La Vía de los Peregrinos, Archivos de la Ciudad de David, foto: Koby Herati
Aún más emocionante es la historia del descubrimiento y la excavación de la “Vía de los Peregrinos”, una serie de escalones de piedra caliza, de 700 metros de largo, que conectaban la piscina de Siloé (breijat hashiloaj), un enorme baño ritual descubierto en el extremo sur de la Ciudad de David, directamente con el Monte del Templo. Como escribe Doron Spielman:
“El camino que descubrimos no era sólo una vía de peregrinación; era la Vía de Peregrinación de los jaguim, usada por los antiguos israelitas que iban a Jerusalem más de mil seiscientos años antes de la fundación del islam”.
Este hecho histórico no debería suponer ningún problema para el islam si no fuera por el liderazgo palestino.
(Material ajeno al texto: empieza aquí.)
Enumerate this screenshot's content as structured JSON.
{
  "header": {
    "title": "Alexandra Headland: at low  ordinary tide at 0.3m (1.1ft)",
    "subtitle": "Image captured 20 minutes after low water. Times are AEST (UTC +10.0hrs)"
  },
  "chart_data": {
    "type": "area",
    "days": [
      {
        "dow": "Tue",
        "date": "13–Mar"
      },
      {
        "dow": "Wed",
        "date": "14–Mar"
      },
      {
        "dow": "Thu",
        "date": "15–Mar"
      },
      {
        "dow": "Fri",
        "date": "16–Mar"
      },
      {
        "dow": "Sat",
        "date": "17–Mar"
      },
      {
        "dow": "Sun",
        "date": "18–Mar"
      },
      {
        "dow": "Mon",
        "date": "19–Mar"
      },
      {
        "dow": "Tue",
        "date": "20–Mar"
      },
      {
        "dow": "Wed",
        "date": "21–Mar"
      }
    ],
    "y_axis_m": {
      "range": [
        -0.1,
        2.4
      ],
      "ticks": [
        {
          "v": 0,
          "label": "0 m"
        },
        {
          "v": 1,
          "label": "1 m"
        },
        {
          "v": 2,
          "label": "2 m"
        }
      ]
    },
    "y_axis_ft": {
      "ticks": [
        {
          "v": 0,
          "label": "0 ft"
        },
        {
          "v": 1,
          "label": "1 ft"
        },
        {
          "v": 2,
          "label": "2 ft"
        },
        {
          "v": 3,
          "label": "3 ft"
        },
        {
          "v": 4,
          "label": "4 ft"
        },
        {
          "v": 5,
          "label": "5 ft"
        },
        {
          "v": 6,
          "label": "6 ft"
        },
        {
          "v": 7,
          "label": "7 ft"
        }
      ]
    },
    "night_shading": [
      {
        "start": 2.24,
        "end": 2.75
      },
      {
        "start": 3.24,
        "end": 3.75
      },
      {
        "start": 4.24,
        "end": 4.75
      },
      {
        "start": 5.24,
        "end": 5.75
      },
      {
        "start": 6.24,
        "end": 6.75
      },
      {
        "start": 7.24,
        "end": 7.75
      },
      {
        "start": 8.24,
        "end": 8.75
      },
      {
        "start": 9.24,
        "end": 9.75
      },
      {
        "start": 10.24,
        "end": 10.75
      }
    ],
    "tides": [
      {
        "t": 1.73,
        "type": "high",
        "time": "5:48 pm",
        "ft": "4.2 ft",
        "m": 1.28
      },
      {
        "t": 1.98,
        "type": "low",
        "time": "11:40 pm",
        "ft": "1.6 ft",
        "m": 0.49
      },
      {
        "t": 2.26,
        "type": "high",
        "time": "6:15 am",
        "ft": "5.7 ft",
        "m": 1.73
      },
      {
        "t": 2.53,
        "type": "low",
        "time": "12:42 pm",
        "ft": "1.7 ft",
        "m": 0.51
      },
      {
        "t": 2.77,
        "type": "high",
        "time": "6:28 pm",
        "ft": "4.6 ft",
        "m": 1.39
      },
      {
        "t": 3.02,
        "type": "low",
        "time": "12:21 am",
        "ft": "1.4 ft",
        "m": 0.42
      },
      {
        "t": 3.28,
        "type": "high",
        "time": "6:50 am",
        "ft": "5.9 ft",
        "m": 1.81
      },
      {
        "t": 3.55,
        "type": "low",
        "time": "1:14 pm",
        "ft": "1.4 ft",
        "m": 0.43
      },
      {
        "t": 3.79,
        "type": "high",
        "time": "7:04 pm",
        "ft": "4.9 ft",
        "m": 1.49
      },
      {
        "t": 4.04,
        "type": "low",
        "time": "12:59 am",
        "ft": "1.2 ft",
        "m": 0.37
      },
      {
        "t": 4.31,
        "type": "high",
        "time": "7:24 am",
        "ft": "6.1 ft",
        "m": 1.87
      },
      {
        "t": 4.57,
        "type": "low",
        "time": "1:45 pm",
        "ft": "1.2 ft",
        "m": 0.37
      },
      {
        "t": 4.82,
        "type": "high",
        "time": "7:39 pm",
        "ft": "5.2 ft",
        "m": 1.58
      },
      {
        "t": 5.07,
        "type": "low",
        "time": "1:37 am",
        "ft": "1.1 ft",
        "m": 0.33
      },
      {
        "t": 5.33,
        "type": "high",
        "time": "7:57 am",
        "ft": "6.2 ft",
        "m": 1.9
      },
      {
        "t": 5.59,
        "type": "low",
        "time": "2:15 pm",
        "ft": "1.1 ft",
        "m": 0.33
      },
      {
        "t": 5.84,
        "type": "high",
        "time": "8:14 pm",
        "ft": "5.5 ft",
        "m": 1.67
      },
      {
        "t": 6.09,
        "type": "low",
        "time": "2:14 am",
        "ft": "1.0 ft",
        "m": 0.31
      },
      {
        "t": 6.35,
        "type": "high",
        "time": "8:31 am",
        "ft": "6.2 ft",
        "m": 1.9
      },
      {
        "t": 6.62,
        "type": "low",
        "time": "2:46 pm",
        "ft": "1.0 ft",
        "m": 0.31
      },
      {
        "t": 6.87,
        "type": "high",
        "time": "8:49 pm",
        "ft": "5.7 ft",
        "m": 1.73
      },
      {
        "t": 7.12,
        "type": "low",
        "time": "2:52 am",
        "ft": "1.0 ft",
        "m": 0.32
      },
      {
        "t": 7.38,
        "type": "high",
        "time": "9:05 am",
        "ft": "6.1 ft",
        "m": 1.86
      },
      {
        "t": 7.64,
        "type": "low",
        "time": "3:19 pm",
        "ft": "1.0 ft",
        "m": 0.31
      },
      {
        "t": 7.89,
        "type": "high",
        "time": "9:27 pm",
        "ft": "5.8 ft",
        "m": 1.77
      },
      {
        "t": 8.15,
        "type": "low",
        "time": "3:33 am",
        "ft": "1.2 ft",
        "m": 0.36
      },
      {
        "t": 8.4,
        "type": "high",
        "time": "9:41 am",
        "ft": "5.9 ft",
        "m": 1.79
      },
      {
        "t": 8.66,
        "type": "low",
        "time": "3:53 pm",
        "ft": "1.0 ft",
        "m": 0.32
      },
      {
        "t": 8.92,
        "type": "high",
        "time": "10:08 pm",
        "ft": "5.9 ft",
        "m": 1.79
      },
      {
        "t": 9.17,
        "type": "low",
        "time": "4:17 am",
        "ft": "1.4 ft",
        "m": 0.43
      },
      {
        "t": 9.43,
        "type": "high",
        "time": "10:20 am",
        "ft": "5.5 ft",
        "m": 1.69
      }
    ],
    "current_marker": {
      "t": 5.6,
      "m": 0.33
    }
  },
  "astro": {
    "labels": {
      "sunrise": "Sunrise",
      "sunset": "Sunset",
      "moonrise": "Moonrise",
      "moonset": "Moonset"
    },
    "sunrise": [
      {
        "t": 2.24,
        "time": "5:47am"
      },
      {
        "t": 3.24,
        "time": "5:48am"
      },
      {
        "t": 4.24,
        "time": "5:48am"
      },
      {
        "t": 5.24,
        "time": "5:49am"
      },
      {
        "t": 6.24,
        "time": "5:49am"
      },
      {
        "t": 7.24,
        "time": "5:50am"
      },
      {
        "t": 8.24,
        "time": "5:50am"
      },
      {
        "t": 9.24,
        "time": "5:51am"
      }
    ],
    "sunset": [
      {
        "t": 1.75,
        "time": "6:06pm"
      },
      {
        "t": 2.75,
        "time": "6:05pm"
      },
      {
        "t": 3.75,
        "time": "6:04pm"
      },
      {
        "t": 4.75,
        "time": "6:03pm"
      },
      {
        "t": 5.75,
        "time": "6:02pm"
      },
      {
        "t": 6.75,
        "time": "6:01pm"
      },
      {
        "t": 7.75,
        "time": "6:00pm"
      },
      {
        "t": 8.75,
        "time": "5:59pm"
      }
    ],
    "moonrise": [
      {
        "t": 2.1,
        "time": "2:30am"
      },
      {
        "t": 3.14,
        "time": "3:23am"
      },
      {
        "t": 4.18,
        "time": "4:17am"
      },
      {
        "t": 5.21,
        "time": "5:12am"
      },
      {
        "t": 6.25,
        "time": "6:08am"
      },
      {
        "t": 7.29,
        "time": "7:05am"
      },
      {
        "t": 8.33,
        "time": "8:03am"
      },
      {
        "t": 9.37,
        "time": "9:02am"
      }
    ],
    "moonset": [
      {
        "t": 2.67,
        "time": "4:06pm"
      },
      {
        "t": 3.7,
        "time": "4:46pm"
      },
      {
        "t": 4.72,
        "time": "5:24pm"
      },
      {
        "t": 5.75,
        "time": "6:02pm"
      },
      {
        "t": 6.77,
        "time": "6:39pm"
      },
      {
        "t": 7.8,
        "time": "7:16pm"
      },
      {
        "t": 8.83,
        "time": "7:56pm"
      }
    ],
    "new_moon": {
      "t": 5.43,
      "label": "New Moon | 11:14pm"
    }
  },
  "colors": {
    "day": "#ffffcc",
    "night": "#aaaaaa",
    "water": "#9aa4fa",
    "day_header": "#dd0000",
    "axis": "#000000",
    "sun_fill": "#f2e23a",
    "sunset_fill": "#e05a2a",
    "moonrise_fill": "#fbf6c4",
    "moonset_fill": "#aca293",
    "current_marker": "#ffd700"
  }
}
Pero ellos han estado enseñado a toda una generación de su pueblo la falsedad de que nunca hubo un Templo judío en el Monte del Templo, y que el sitio fue santificado por primera vez por Mahoma…
Con el descubrimiento del palacio del rey David y la Vía de los Peregrinos, la Ciudad de David se transformó de una excavación menor en uno de los sitios arqueológicos más importantes.
Y con esa transformación llegaron amenazas de violencia contra los israelíes en general y contra nuestros trabajadores, e incluso hubo un intento de asesinato.
La piscina de Siloé, Archivos de la Ciudad de David: Dudi Vakhnin
Nunca pensé que un libro de arqueología pudiera ser tan apasionante, pero Doron Spielman es un narrador magistral. Como vicepresidente de la Ciudad de David durante 20 años, él ofrece un testimonio de primera mano del drama y el suspenso de usar la arqueología para demostrar que los judíos son el pueblo indígena de la tierra entre el río Jordán y el mar Mediterráneo. Con un elenco de personajes que va desde Elie Wiesel hasta la diputada Elise Stefanik, esta es una lectura obligada.
Como escribe el autor:
“Toma a casi cualquier israelí en las calles de Israel hoy y probablemente te dirá: ‘Estamos aquí. Siempre hemos estado aquí. Y no vamos a irnos a ningún otro lugar’”.
Con las revelaciones narradas en este libro, cada judío del mundo debería poder declarar: Los judíos siempre han estado en la tierra de Israel. Somos el pueblo indígena desde el río hasta el mar.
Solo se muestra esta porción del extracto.